In an interview, Maroulis said she was first approached about the project in 2018, the same year she had her first life-changing concussion that January. A wrestling partner’s mother was connected to director Dylan Mulick.

Maroulis agreed to the film in part to help spread mental health awareness in sports. Later, she cried while watching the 2020 HBO film, “The Weight of Gold,” on the mental health challenges that other Olympians faced, because it resonated with her so much.

“When you’re going through something, it sometimes gives you an anchor of hope to know that someone’s been through it before, and they’ve overcome it,” she said.

Maroulis’ comeback story hit a crossroads at the Olympic trials in April 2021, where the winner of a best-of-three finals series in each weight class made Team USA.

Maroulis won the opening match against Jenna Burkert, but then lost the second match.
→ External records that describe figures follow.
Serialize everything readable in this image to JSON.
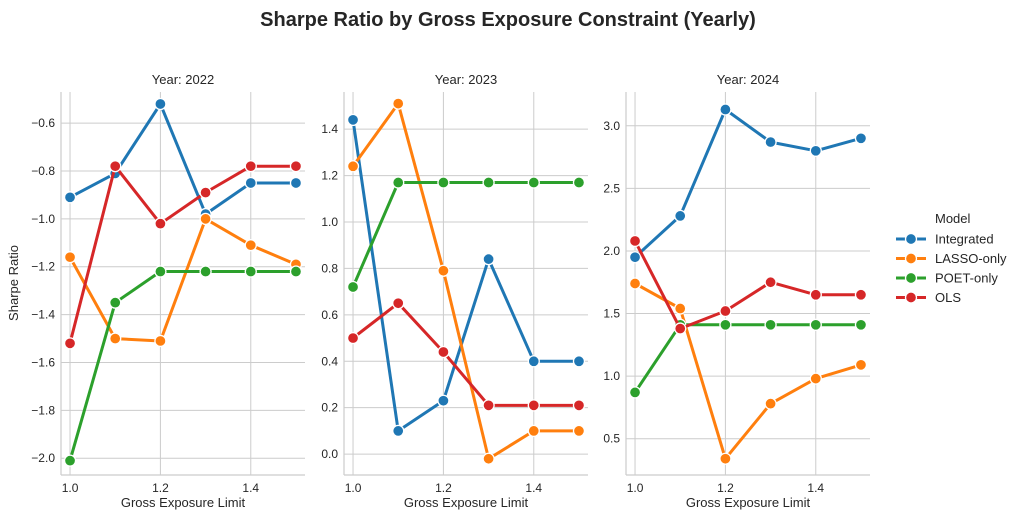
{
  "figure_title": "Sharpe Ratio by Gross Exposure Constraint (Yearly)",
  "shared_ylabel": "Sharpe Ratio",
  "legend": {
    "title": "Model",
    "placement": "right",
    "entries": [
      {
        "name": "Integrated",
        "color": "#1f77b4"
      },
      {
        "name": "LASSO-only",
        "color": "#ff7f0e"
      },
      {
        "name": "POET-only",
        "color": "#2ca02c"
      },
      {
        "name": "OLS",
        "color": "#d62728"
      }
    ]
  },
  "chart_data": [
    {
      "type": "line",
      "title": "Year: 2022",
      "xlabel": "Gross Exposure Limit",
      "ylabel": "Sharpe Ratio",
      "x": [
        1.0,
        1.1,
        1.2,
        1.3,
        1.4,
        1.5
      ],
      "xlim": [
        0.98,
        1.52
      ],
      "ylim": [
        -2.07,
        -0.47
      ],
      "xticks": [
        1.0,
        1.2,
        1.4
      ],
      "xtick_labels": [
        "1.0",
        "1.2",
        "1.4"
      ],
      "yticks": [
        -2.0,
        -1.8,
        -1.6,
        -1.4,
        -1.2,
        -1.0,
        -0.8,
        -0.6
      ],
      "ytick_labels": [
        "−2.0",
        "−1.8",
        "−1.6",
        "−1.4",
        "−1.2",
        "−1.0",
        "−0.8",
        "−0.6"
      ],
      "grid": true,
      "series": [
        {
          "name": "Integrated",
          "color": "#1f77b4",
          "values": [
            -0.91,
            -0.81,
            -0.52,
            -0.98,
            -0.85,
            -0.85
          ]
        },
        {
          "name": "LASSO-only",
          "color": "#ff7f0e",
          "values": [
            -1.16,
            -1.5,
            -1.51,
            -1.0,
            -1.11,
            -1.19
          ]
        },
        {
          "name": "POET-only",
          "color": "#2ca02c",
          "values": [
            -2.01,
            -1.35,
            -1.22,
            -1.22,
            -1.22,
            -1.22
          ]
        },
        {
          "name": "OLS",
          "color": "#d62728",
          "values": [
            -1.52,
            -0.78,
            -1.02,
            -0.89,
            -0.78,
            -0.78
          ]
        }
      ]
    },
    {
      "type": "line",
      "title": "Year: 2023",
      "xlabel": "Gross Exposure Limit",
      "ylabel": "",
      "x": [
        1.0,
        1.1,
        1.2,
        1.3,
        1.4,
        1.5
      ],
      "xlim": [
        0.98,
        1.52
      ],
      "ylim": [
        -0.09,
        1.56
      ],
      "xticks": [
        1.0,
        1.2,
        1.4
      ],
      "xtick_labels": [
        "1.0",
        "1.2",
        "1.4"
      ],
      "yticks": [
        0.0,
        0.2,
        0.4,
        0.6,
        0.8,
        1.0,
        1.2,
        1.4
      ],
      "ytick_labels": [
        "0.0",
        "0.2",
        "0.4",
        "0.6",
        "0.8",
        "1.0",
        "1.2",
        "1.4"
      ],
      "grid": true,
      "series": [
        {
          "name": "Integrated",
          "color": "#1f77b4",
          "values": [
            1.44,
            0.1,
            0.23,
            0.84,
            0.4,
            0.4
          ]
        },
        {
          "name": "LASSO-only",
          "color": "#ff7f0e",
          "values": [
            1.24,
            1.51,
            0.79,
            -0.02,
            0.1,
            0.1
          ]
        },
        {
          "name": "POET-only",
          "color": "#2ca02c",
          "values": [
            0.72,
            1.17,
            1.17,
            1.17,
            1.17,
            1.17
          ]
        },
        {
          "name": "OLS",
          "color": "#d62728",
          "values": [
            0.5,
            0.65,
            0.44,
            0.21,
            0.21,
            0.21
          ]
        }
      ]
    },
    {
      "type": "line",
      "title": "Year: 2024",
      "xlabel": "Gross Exposure Limit",
      "ylabel": "",
      "x": [
        1.0,
        1.1,
        1.2,
        1.3,
        1.4,
        1.5
      ],
      "xlim": [
        0.98,
        1.52
      ],
      "ylim": [
        0.21,
        3.27
      ],
      "xticks": [
        1.0,
        1.2,
        1.4
      ],
      "xtick_labels": [
        "1.0",
        "1.2",
        "1.4"
      ],
      "yticks": [
        0.5,
        1.0,
        1.5,
        2.0,
        2.5,
        3.0
      ],
      "ytick_labels": [
        "0.5",
        "1.0",
        "1.5",
        "2.0",
        "2.5",
        "3.0"
      ],
      "grid": true,
      "series": [
        {
          "name": "Integrated",
          "color": "#1f77b4",
          "values": [
            1.95,
            2.28,
            3.13,
            2.87,
            2.8,
            2.9
          ]
        },
        {
          "name": "LASSO-only",
          "color": "#ff7f0e",
          "values": [
            1.74,
            1.54,
            0.34,
            0.78,
            0.98,
            1.09
          ]
        },
        {
          "name": "POET-only",
          "color": "#2ca02c",
          "values": [
            0.87,
            1.41,
            1.41,
            1.41,
            1.41,
            1.41
          ]
        },
        {
          "name": "OLS",
          "color": "#d62728",
          "values": [
            2.08,
            1.38,
            1.52,
            1.75,
            1.65,
            1.65
          ]
        }
      ]
    }
  ]
}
Statistically, a wrestler who loses the second match in a best-of-three series usually loses the third. But Maroulis pinned Burkert just 22 seconds into the rubber match to clinch the Olympic spot.

Shen then revealed that she tore an MCL two weeks earlier.
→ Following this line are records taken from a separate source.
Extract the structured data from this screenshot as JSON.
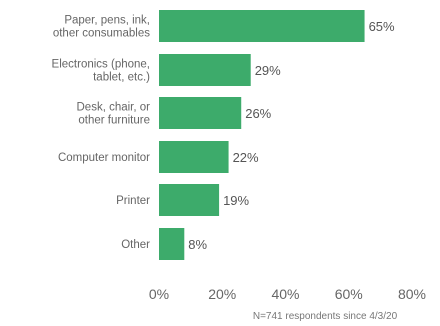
{
  "chart_data": {
    "type": "bar",
    "orientation": "horizontal",
    "categories": [
      [
        "Paper, pens, ink,",
        "other consumables"
      ],
      [
        "Electronics (phone,",
        "tablet, etc.)"
      ],
      [
        "Desk, chair, or",
        "other furniture"
      ],
      [
        "Computer monitor"
      ],
      [
        "Printer"
      ],
      [
        "Other"
      ]
    ],
    "values": [
      65,
      29,
      26,
      22,
      19,
      8
    ],
    "value_labels": [
      "65%",
      "29%",
      "26%",
      "22%",
      "19%",
      "8%"
    ],
    "xlim": [
      0,
      80
    ],
    "xticks": [
      0,
      20,
      40,
      60,
      80
    ],
    "xtick_labels": [
      "0%",
      "20%",
      "40%",
      "60%",
      "80%"
    ],
    "grid": false,
    "legend": "none",
    "bar_color": "#3dab6b",
    "footnote": "N=741 respondents since 4/3/20"
  }
}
“They told me I would have to be in a brace for six weeks,” she said then. “I said, ‘I don’t have that. I have two and a half.’”
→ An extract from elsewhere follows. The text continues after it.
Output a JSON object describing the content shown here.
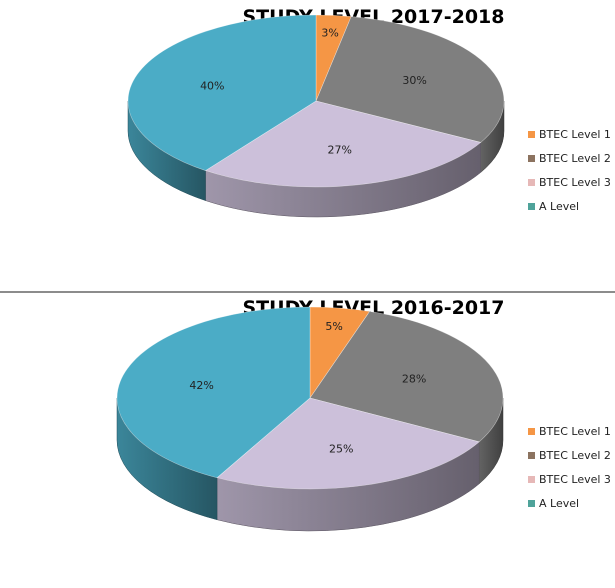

Maroulis said she later asked the director what would have happened if she didn’t make the team for Tokyo. She was told the film still have been done.

“He had mentioned this isn’t about a sports story or sports comeback story,” Maroulis said. “This is about a human story. And we’re using wrestling as the vehicle to tell this story of overcoming and healing and rediscovering oneself.”

Maroulis said she was told that, during filming, the project was pitched to the production company of actor Chris Pratt, who wrestled in high school in Washington. Pratt signed on as a producer.

“Wrestling has made an impact on his life, and so he wants to support these kinds of stories,” said Maroulis, who appeared at last month’s Santa Barbara Film Festival with Pratt.

Pratt said he knew about Maroulis before learning about the film, which he said “needed a little help to get it over the finish line,” according to a public relations company promoting the film.

The film also highlights the rest of the six-woman U.S. Olympic wrestling team in Tokyo. Four of the six won a medal, including Tamyra Mensah-Stock‘s gold.

“I was excited to be part of, not just (Maroulis’) incredible story, but also helping to further advance wrestling and, in particular, female wrestling,” Pratt said, according to responses provided by the PR company from submitted questions. “To me, the most compelling part of Helen’s story is the example of what life looks like after a person wins a gold medal. The inevitable comedown, the trauma around her injuries, the PTSD, the drive to continue that is what makes her who she is.”

Maroulis, who now trains in Arizona, hopes to qualify for this year’s world championships and next year’s Olympics.

“I try to treat every Games as my last,” she said. “Now I’m leaning toward being done [after 2024], but never say never.”